Transnet directed to implement reforms to turn around the logistics crisis in South Africa

Transnet directed to implement reforms to turn around the logistics crisis in South Africa

Progress has been made in the privatisation of the operations of the rail network

At the end of March, South Africa’s President, Cyril Ramaphosa, met with the management of Transnet to discuss a way forward out of the crisis facing the port and rail operator.


During the State of the Nation address in February, the president announced that the government would provide Transnet with a roadmap to structural reform of the transport sector. Some steps include ensuring sufficient rolling stock is available for transporting goods by rail; upgrading infrastructure in rail and ports; addressing security challenges; and implementing reforms to enable private sector investment.

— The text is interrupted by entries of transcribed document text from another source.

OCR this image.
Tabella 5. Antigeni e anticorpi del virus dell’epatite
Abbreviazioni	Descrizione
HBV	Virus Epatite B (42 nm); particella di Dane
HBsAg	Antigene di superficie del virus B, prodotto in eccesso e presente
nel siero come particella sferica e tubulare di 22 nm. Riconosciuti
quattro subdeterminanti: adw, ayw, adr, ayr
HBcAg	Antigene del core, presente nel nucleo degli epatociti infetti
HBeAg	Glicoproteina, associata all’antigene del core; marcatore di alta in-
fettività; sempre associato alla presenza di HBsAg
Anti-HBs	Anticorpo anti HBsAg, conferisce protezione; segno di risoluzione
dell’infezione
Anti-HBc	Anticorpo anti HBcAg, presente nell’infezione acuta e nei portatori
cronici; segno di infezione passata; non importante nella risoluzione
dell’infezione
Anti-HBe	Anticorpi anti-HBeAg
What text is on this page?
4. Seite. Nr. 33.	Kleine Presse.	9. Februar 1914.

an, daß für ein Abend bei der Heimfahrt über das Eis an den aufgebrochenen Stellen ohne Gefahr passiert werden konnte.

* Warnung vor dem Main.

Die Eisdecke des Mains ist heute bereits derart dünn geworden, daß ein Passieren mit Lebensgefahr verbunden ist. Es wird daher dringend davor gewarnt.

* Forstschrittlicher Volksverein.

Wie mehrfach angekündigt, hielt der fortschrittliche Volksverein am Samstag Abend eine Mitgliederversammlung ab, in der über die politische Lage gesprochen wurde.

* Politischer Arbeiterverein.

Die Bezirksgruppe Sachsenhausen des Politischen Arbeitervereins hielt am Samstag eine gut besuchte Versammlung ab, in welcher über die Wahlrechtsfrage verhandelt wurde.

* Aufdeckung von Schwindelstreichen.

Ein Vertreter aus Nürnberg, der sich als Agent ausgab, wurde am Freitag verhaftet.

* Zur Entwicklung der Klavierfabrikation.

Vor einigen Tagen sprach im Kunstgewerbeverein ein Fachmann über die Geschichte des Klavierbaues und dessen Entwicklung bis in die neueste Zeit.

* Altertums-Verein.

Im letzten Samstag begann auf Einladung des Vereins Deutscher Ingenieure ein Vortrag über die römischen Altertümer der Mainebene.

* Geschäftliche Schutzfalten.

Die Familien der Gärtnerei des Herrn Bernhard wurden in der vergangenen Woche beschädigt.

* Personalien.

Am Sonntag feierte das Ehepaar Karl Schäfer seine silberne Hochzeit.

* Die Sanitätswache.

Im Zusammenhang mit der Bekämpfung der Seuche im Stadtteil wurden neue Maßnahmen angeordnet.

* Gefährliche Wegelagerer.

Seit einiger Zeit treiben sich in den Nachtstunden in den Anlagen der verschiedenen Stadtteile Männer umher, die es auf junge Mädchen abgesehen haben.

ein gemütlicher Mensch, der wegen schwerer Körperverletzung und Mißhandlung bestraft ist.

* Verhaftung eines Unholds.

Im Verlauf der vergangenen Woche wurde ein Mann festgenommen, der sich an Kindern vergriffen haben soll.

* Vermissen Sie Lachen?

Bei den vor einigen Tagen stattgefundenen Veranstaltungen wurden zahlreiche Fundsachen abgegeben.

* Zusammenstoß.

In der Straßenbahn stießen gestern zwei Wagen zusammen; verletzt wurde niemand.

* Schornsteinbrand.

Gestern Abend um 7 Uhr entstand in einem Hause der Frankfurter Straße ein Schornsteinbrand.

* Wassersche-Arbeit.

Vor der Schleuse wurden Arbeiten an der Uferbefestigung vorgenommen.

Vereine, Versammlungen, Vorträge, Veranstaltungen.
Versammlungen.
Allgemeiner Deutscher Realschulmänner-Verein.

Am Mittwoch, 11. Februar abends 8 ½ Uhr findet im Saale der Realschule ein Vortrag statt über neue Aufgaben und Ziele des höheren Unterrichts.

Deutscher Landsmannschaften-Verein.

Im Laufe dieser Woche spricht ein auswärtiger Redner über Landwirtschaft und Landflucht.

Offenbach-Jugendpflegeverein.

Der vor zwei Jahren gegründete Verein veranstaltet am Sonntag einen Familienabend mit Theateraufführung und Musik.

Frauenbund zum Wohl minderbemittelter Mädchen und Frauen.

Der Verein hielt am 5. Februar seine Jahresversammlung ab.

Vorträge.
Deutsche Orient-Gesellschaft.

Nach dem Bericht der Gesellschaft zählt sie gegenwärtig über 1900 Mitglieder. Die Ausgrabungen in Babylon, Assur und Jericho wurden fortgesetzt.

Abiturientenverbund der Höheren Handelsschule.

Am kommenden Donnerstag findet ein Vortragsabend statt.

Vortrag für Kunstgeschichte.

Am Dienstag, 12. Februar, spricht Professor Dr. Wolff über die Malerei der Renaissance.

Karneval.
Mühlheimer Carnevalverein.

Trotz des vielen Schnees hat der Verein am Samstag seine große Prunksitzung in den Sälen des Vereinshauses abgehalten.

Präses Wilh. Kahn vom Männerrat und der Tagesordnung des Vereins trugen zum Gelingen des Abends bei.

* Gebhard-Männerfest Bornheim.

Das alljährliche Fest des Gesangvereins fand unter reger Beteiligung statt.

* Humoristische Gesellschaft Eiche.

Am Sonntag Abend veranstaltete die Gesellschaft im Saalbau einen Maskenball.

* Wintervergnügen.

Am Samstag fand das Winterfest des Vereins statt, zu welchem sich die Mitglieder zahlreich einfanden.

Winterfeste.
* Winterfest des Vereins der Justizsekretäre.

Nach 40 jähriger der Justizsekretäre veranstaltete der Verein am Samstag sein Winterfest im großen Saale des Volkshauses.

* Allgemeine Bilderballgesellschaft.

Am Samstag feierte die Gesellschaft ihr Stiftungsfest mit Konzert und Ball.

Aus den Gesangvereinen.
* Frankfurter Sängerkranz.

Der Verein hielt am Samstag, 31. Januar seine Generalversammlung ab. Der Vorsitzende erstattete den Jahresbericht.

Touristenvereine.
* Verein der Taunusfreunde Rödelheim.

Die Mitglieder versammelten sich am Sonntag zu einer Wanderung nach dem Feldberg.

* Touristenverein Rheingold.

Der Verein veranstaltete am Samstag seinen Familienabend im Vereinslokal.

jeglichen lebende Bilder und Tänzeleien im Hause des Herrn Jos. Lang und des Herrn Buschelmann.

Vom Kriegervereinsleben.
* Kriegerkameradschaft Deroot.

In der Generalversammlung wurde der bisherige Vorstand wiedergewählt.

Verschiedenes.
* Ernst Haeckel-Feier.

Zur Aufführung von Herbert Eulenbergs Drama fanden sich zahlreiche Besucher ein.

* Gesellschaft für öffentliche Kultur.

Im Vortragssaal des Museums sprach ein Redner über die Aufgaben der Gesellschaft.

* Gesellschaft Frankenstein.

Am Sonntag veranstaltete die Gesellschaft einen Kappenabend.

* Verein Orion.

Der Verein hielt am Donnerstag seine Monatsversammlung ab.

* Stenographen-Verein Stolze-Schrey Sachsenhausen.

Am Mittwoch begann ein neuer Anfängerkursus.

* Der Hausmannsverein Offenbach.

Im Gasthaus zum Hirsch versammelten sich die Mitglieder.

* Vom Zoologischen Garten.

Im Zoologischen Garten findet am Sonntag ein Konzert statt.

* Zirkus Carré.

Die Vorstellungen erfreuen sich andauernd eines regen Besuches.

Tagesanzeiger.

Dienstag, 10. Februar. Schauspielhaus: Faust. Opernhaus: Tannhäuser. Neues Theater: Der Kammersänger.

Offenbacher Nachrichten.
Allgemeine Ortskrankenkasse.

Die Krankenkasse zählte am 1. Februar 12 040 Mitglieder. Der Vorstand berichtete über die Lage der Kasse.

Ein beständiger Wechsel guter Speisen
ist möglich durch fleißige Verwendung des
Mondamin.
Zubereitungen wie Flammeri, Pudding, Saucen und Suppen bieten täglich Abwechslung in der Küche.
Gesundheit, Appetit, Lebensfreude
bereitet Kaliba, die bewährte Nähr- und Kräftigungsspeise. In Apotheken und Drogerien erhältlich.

Three rail corridors are of particular concern for the rail network, the Container Corridor between Durban and Johannesburg, the North Corridor for coal exports and the North-East Corridor for chrome exports. These corridors account for 50% of Transnet’s revenue.


One of the reforms currently being worked on is the privatisation of the rail network operations while the rail infrastructure remains state-owned. Ramaphosa noted good progress in establishing a separate Infrastructure Manager within Transnet Freight Rail by October. This is a crucial step in the privatisation process.


On 27 January, Transnet Freight Rail (TFR) issued a Request for Qualification (RFQ) for a 20-year operation and maintenance lease of its container corridor between Johannesburg and Durban with the proviso that the lessee invests R5.5 billion in corridor rehabilitation and retains the current employees. TFR hopes privatising the container corridor will reduce the losses made on this service, regain volumes lost to road and tackle cable theft and vandalism.


“The lessee is expected, as per the RFQ, to commit to a minimum additional volume of 500 000 TEUs per annum,” TFR chief commercial officer Bonginkosi Mabaso said to Engineering News.


Another critical issue is an outstanding dispute with Chinese locomotive provider CRRC Zhuzhou Locomotive Company (CRRC), which has resulted in a lack of spare parts and 164 idle locomotives.


Later in April, Public Enterprises Minister Pravin Gordhan will meet with the Chinese government to resolve the locomotive supply impasse with the state-owned CRRC. Should this be fruitful, adding the locomotives back into the fleet could happen in 6 months, said Engineering News editor Terence Creamer in an interview.


Ramaphosa stressed that collaborative efforts are essential to finding solutions to repair the country’s transport system.


“Despite the crisis facing Transnet we must acknowledge the important progress that has been made in reversing the damage that was inflicted during state capture and recognise that there are many dedicated and hard-working people in the company that are committed to restoring Transnet to its potential," said President Ramaphosa.


“Transnet must quickly embark on a clear path to take us out of this crisis and ensure that the operation of our railways and ports contributes to the growth of our economy.”